Graduates: A degree doesn't mean that you don't have to know something
about your employers business in order to be useful. That degree just gets your foot in the door. Its' then up to you to get up to speed regarding your employers specific needs and issues as quickly as possible. This usually means doing something extra - ask questions,
volunteer for extra projects, etc. Remember that employers hired you to help be part of the solution.
Employers: A degree (at any level) doesn't guarantee that an otherwise inexperienced person will automatically come prepared with specific industry knowledge or background. It isn't the University's responsibility to provide company specific training that you need to do. Our role is to equip graduates with a set of tools and techniques to be able to function in any environment related to their degrees. Perhaps you could hire students as trainees, or institute a co-op program for those still in school. Then, when they do graduate, they'll have at least a basic awareness of your industry and your company's specific needs. As to EMU, my only experience with that school consisted of hiring a "retired" faculty member (he had 30 years there) at my own college. He turned out to be an outstanding teacher and mentor for his students, and when he finally did retire from our college, we all felt the loss. Bob, if you see this, I hope you're doing well.
~Raymond F. Mignogna, PE ~ Associate Dean of Academic Affairs (Ret.)

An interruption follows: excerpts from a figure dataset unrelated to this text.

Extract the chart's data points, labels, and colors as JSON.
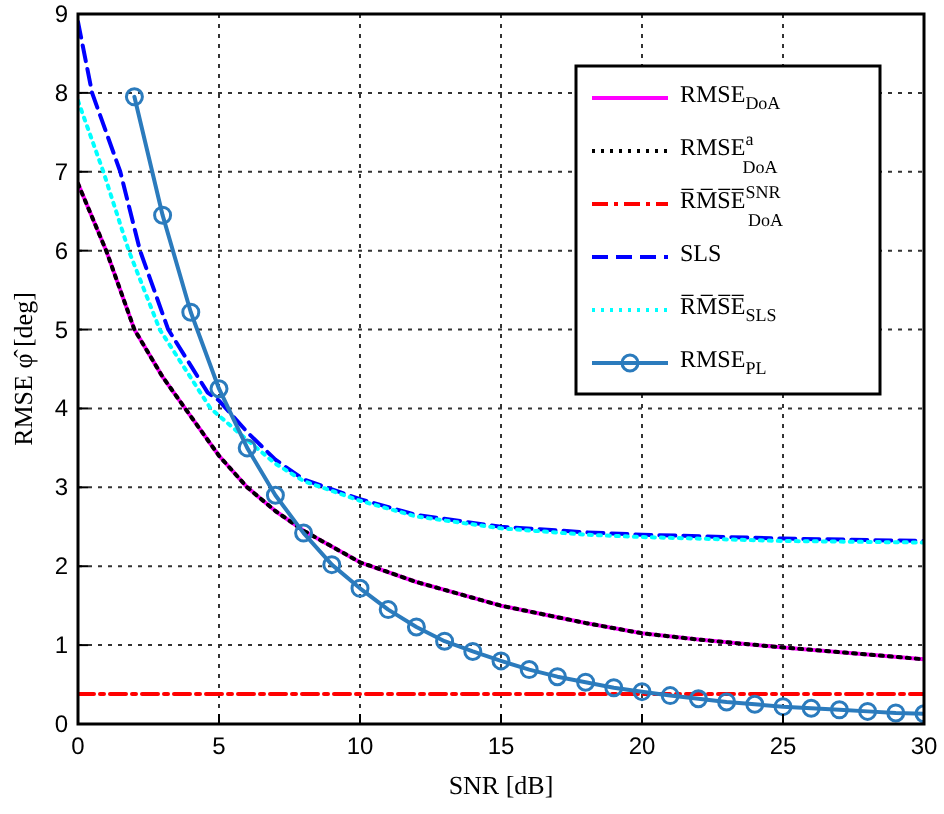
{
  "chart_data": {
    "type": "line",
    "xlabel": "SNR [dB]",
    "ylabel": "RMSE φ̂ [deg]",
    "xlim": [
      0,
      30
    ],
    "ylim": [
      0,
      9
    ],
    "xticks": [
      0,
      5,
      10,
      15,
      20,
      25,
      30
    ],
    "yticks": [
      0,
      1,
      2,
      3,
      4,
      5,
      6,
      7,
      8,
      9
    ],
    "grid": true,
    "legend": "top right",
    "series": [
      {
        "name": "RMSE$_{DoA}$",
        "color": "#ff00ff",
        "line_style": "solid",
        "marker": "none",
        "x": [
          0,
          1,
          2,
          3,
          4,
          5,
          6,
          7,
          8,
          10,
          12,
          15,
          18,
          20,
          22,
          25,
          28,
          30
        ],
        "values": [
          6.85,
          6.0,
          5.0,
          4.4,
          3.9,
          3.4,
          3.0,
          2.7,
          2.45,
          2.05,
          1.8,
          1.5,
          1.28,
          1.15,
          1.07,
          0.97,
          0.88,
          0.82
        ]
      },
      {
        "name": "RMSE$^{a}$$_{DoA}$",
        "color": "#000000",
        "line_style": "dotted",
        "marker": "none",
        "x": [
          0,
          1,
          2,
          3,
          4,
          5,
          6,
          7,
          8,
          10,
          12,
          15,
          18,
          20,
          22,
          25,
          28,
          30
        ],
        "values": [
          6.85,
          6.0,
          5.0,
          4.4,
          3.9,
          3.4,
          3.0,
          2.7,
          2.45,
          2.05,
          1.8,
          1.5,
          1.28,
          1.15,
          1.07,
          0.97,
          0.88,
          0.82
        ]
      },
      {
        "name": "R̅M̅S̅E̅$^{SNR}$$_{DoA}$",
        "color": "#ff0000",
        "line_style": "dashdot",
        "marker": "none",
        "x": [
          0,
          30
        ],
        "values": [
          0.38,
          0.38
        ]
      },
      {
        "name": "SLS",
        "color": "#0000ff",
        "line_style": "dashed",
        "marker": "none",
        "x": [
          0,
          0.5,
          1.5,
          2.2,
          3.2,
          4.6,
          5,
          6,
          7,
          8,
          10,
          12,
          15,
          18,
          20,
          25,
          30
        ],
        "values": [
          8.9,
          8.0,
          7.0,
          6.0,
          5.0,
          4.2,
          4.1,
          3.7,
          3.35,
          3.1,
          2.85,
          2.65,
          2.5,
          2.43,
          2.4,
          2.35,
          2.32
        ]
      },
      {
        "name": "R̅M̅S̅E̅$_{SLS}$",
        "color": "#00ffff",
        "line_style": "dotted",
        "marker": "none",
        "x": [
          0,
          0.9,
          1.8,
          2.9,
          4.7,
          6,
          7,
          8,
          10,
          12,
          15,
          18,
          20,
          25,
          30
        ],
        "values": [
          7.9,
          7.0,
          6.0,
          5.0,
          4.0,
          3.6,
          3.3,
          3.08,
          2.83,
          2.63,
          2.48,
          2.4,
          2.37,
          2.32,
          2.3
        ]
      },
      {
        "name": "RMSE$_{PL}$",
        "color": "#2b7bbd",
        "line_style": "solid",
        "marker": "circle",
        "x": [
          2,
          3,
          4,
          5,
          6,
          7,
          8,
          9,
          10,
          11,
          12,
          13,
          14,
          15,
          16,
          17,
          18,
          19,
          20,
          21,
          22,
          23,
          24,
          25,
          26,
          27,
          28,
          29,
          30
        ],
        "values": [
          7.95,
          6.45,
          5.22,
          4.25,
          3.5,
          2.9,
          2.42,
          2.02,
          1.72,
          1.45,
          1.23,
          1.05,
          0.92,
          0.8,
          0.69,
          0.6,
          0.53,
          0.46,
          0.41,
          0.36,
          0.32,
          0.28,
          0.25,
          0.22,
          0.2,
          0.18,
          0.16,
          0.14,
          0.13
        ]
      }
    ]
  }
}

Westchester Community College
Name: Unhappy Employer
Post On: January 8, 2010
We hired a recent graduate of this online marketing degree program. He had a high GPA and good college record. But his knowledge of marketing was all textbook with no practicality. He also had remarkably little street smarts about marketing. We were not impressed. The exact opposite. We let him go. We've never hired an EMU grad before so have no comparative knowledge of this college. Have other employers hired from this program?
Post On: March 17, 2009
I have found the IMC program at EMU to be challenging and worthwhile. The professors provide excellent and timely feedback on assignments, and the curriculum is highly relevant to today's business climate. I would recommend this program to anyone interested in a comprehensive overview of marketing.